SHETLAND will be left with a second class ferry service for nine weeks next year after the Scottish government refused to fund a replacement vessel during the dry dock period.
Isles MSP Tavish Scott said the government’s stance was unacceptable and shows they do not care about Shetland.
On Tuesday morning ferry operator NorthLink announced that 2012 will see an extended dry dock period lasting more than two months from 23 January until 26 March, as each of the three ferries serving Shetland and Orkney undergoes a five yearly extended survey.
The company also said the government had refused its request to pay for chartering the CalMac ferry Hebridean Isles to cover for the Hamnavoe on the Pentland Firth route.
Last year’s dry dock schedule threw the Shetland ferry service to Aberdeen into chaos when a combination of a new freight schedule and poor weather left the isles without a vessel to export seafood or transport passengers for days on end.
This year NorthLink have promised to provide a freight vessel capable of carrying 12 passengers on those days when a passenger ferry is not sailing.
The company said during the dry dock period a ferry would sail northbound from Aberdeen on Tuesday, Thursdays and Sundays, and southbound from Lerwick on Mondays, Wednesday and Fridays. There will be no ferry in either direction on Saturdays.
NorthLink chief executive Bill Davidson said that the Scottish government had decided “for budgetary reasons” that it would not charter the Hebridean Isles.
“We appreciate that the dry-dock season invariably leads to inconvenience to customers and that the period of inconvenience will be much longer this year due to the more extensive work being done. We’ve sought to minimize the time and we apologise for the inconvenience to our customers which will inevitably arise,” Mr Davidson said.
“In order to keep essential freight flowing during the overhaul period, our freight vessels Hildasay and Helliar will operate to slightly modified timetables. This will also mean that, on days when there isn’t a passenger vessel operating, there will be a freight vessel sailing each of which has capacity for up to 12 passengers. These services have proven to be a popular option in the past.”
Tavish Scott said the government had to take on board that this was a lifeline ferry service and it was no way to treat islanders and their economy.
“We have no alternative to this vessel and this will give us a second class service over those nine weeks, the worst service that we have ever had and I don’t think that is acceptable.
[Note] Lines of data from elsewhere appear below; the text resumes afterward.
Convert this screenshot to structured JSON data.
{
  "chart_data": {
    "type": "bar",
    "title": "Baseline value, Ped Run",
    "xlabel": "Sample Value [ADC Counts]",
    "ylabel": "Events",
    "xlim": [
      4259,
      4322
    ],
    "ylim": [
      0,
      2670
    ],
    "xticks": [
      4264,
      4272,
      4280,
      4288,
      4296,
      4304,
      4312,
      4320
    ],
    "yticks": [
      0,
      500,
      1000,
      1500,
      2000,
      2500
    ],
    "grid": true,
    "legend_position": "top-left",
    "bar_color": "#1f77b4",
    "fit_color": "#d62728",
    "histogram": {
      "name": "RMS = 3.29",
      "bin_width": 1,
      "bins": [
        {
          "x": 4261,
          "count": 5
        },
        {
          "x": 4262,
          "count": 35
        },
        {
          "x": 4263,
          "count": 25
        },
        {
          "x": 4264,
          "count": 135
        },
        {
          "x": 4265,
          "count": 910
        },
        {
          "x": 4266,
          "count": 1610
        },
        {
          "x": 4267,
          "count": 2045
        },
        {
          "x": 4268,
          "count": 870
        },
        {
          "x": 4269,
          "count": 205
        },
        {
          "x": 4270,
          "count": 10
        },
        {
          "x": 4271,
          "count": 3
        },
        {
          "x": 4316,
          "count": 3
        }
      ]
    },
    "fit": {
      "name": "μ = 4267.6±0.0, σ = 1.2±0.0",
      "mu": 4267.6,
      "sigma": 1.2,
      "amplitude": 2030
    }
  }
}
It just shows that the government doesn’t care about the islands,” he said.
Acting chairman of Shetland transport partnership Allan Wishart added that people outside Shetland forget the importance of the lifeline ferry link to Shetland.
“It’s everything we have; it’s our motorway, it’s our railway, everything that other people take for granted. This is like having a road block between Aberdeen and Edinburgh or having one lane of the motorway closed,” he said.